On Wednesday afternoon, that appeals court suspended the order. An MSF spokesperson confirmed to Agence France-Presse (AFP) that this ruling allows the Geo Barents to be “free to return to the Mediterranean.”
Desperate refugees Doctors Without Borders want to help
Ahead of the decision, MSF’s president surgeon Christos Christou, said Italy’s accusations that the group had failed to provide timely information to coordinating authorities during multiple rescues it carried out on August 23 were baseless.

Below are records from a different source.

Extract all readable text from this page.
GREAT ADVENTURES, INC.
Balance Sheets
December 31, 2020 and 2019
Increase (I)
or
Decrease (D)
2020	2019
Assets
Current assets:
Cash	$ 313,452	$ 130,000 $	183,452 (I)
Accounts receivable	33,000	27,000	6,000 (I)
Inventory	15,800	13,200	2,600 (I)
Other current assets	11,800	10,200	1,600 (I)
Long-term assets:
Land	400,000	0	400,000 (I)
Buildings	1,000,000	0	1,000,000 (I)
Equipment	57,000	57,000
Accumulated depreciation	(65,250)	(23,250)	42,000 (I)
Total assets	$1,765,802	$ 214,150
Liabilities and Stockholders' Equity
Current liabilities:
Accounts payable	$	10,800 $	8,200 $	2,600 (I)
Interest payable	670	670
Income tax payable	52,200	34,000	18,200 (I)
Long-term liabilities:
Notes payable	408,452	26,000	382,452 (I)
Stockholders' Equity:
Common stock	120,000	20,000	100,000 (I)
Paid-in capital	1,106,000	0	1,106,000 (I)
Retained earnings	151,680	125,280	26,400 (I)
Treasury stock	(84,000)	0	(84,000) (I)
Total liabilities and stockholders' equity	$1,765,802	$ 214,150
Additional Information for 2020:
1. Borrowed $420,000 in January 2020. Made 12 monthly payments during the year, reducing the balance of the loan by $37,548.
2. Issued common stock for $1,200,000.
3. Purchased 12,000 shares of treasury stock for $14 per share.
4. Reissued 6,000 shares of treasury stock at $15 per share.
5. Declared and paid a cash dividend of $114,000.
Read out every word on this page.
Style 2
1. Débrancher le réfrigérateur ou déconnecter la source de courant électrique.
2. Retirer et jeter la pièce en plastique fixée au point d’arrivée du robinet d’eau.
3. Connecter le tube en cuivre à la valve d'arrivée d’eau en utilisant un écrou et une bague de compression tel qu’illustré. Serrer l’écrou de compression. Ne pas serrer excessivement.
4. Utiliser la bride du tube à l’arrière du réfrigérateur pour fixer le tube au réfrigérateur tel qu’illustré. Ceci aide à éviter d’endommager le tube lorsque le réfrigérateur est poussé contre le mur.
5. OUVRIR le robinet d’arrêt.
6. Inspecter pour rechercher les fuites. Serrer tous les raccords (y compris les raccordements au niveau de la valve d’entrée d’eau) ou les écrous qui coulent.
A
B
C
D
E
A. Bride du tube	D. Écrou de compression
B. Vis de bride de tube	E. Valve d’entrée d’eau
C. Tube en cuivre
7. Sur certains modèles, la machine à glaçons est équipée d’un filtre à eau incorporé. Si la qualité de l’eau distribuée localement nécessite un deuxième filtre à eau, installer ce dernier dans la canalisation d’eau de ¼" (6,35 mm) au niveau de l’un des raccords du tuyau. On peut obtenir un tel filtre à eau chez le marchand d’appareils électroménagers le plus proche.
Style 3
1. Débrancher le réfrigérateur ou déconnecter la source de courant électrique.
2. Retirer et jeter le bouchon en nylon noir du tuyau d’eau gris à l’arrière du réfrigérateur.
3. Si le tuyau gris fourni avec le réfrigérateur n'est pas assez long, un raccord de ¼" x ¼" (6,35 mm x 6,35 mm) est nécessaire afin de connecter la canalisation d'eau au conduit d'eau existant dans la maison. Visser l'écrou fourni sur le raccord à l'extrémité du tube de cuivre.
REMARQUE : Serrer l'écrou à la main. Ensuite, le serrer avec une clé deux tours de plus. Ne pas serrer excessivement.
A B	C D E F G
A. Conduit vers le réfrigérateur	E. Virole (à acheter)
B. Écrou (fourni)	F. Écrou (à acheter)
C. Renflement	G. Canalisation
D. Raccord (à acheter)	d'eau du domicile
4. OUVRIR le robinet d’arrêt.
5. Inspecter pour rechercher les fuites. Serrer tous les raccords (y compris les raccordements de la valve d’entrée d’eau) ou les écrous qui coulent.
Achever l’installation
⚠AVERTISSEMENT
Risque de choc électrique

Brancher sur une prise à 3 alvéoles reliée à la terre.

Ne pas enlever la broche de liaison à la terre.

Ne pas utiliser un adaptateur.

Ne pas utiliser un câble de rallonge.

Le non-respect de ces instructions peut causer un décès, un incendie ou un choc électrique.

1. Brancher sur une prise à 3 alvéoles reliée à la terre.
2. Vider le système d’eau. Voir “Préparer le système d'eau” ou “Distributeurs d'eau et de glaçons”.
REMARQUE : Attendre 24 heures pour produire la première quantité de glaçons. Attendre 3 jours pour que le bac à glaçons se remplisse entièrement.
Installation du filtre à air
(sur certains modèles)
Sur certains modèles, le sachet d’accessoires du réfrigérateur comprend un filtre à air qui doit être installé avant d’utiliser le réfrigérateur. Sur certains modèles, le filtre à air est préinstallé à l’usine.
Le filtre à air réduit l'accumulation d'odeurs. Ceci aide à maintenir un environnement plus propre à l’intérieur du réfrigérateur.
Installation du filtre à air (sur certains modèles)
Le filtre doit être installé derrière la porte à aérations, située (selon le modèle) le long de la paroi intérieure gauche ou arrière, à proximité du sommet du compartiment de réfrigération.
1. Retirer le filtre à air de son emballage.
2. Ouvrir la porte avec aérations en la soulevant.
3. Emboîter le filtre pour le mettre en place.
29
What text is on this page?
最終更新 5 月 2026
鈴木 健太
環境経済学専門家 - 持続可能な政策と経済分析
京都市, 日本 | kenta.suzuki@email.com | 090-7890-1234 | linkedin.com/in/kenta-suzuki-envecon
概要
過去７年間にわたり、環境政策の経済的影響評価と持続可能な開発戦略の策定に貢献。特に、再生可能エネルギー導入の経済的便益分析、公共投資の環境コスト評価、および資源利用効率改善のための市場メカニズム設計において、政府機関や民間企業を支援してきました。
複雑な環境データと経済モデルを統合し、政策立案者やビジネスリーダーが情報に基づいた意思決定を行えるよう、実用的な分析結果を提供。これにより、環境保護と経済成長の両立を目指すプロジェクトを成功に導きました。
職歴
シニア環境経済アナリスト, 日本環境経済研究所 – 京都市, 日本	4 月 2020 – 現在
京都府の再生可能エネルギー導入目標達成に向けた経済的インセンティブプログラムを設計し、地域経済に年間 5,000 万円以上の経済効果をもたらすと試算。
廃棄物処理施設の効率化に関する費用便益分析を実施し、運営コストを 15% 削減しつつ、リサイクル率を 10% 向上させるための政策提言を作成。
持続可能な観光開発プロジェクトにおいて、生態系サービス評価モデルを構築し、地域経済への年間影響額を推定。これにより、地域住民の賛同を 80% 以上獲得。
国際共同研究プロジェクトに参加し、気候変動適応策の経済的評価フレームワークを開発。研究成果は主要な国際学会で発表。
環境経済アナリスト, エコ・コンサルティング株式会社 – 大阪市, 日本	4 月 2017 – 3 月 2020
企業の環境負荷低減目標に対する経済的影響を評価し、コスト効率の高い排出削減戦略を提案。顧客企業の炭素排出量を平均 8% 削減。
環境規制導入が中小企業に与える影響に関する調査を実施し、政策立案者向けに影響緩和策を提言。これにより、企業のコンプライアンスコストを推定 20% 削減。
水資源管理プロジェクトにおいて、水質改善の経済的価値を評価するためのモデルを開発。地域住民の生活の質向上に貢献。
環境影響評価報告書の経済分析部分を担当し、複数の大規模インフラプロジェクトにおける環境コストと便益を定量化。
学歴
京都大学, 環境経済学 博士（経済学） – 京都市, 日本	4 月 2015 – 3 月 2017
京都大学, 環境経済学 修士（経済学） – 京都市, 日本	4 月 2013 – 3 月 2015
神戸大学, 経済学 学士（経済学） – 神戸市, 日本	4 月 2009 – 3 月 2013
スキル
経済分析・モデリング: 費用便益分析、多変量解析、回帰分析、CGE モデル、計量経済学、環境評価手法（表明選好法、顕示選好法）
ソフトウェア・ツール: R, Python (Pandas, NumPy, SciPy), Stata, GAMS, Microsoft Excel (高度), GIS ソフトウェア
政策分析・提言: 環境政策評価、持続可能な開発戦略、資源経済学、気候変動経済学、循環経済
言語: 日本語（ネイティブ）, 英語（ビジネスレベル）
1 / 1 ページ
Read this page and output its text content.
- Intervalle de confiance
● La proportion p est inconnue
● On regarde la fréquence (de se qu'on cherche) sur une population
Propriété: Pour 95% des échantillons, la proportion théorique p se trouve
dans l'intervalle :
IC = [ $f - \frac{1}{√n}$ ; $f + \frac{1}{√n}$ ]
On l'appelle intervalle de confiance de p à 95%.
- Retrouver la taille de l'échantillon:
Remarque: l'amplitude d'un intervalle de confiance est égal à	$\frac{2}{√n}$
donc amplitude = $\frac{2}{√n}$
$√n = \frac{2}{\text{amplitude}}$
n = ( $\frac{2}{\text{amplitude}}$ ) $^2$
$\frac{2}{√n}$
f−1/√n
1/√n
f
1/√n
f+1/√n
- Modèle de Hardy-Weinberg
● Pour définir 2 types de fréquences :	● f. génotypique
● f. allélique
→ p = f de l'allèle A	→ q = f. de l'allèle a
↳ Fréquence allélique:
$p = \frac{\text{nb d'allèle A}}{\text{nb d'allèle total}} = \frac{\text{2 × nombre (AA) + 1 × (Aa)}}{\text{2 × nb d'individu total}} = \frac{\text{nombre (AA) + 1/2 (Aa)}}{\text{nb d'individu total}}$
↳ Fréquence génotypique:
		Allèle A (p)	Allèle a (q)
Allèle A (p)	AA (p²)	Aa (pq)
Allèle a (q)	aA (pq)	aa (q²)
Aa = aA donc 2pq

He accused Italy of creating obstacles to saving refugees in the Mediterranean, and told AFP:
I felt I had to come here (to Salerno) to advocate about how unfair it is to detain the Geo Barents for 60 days while there is so much happening in the Mediterranean
Under Italy’s law, vessels operated by rescue charities are obliged to only perform one rescue at a time. It’s a system the groups claim is inefficient and puts lives at risk.
Christou said that on August 23, having just completed a rescue and following instructions from Italian authorities to head to port, it witnessed another refugee boat in distress and went to help. He said:
People were jumping into the sea. They were there, helpless, without any life vests.
We were trying to contact the Libyan coast guard again but there was no response. Looking at the people in the sea, in that moment the only thing you must do is to offer a hand and pull them out of the sea.
‘Pattern of obstacles’
The detention of the Geo Barents was the ship’s third such blockage under an Italian decree-law from January 2023 that has also led to the seizure of rescue ships from humanitarian charity groups such as France’s SOS Mediterranee and Germany’s Sea-Eye and Sea-Watch for periods up to 60 days.
Like Wednesday’s decision by the Salerno appeals court, other courts have similarly overturned such detention orders, most recently in June.
Christou said Italy’s detentions of NGO rescue vessels fit a “pattern of measures and ways to create obstacles to what we do in the Mediterranean”. He continued:
With this government in Italy we can clearly see the intention: they really want to criminalise the humanitarian aid provided by civil sea rescue ships.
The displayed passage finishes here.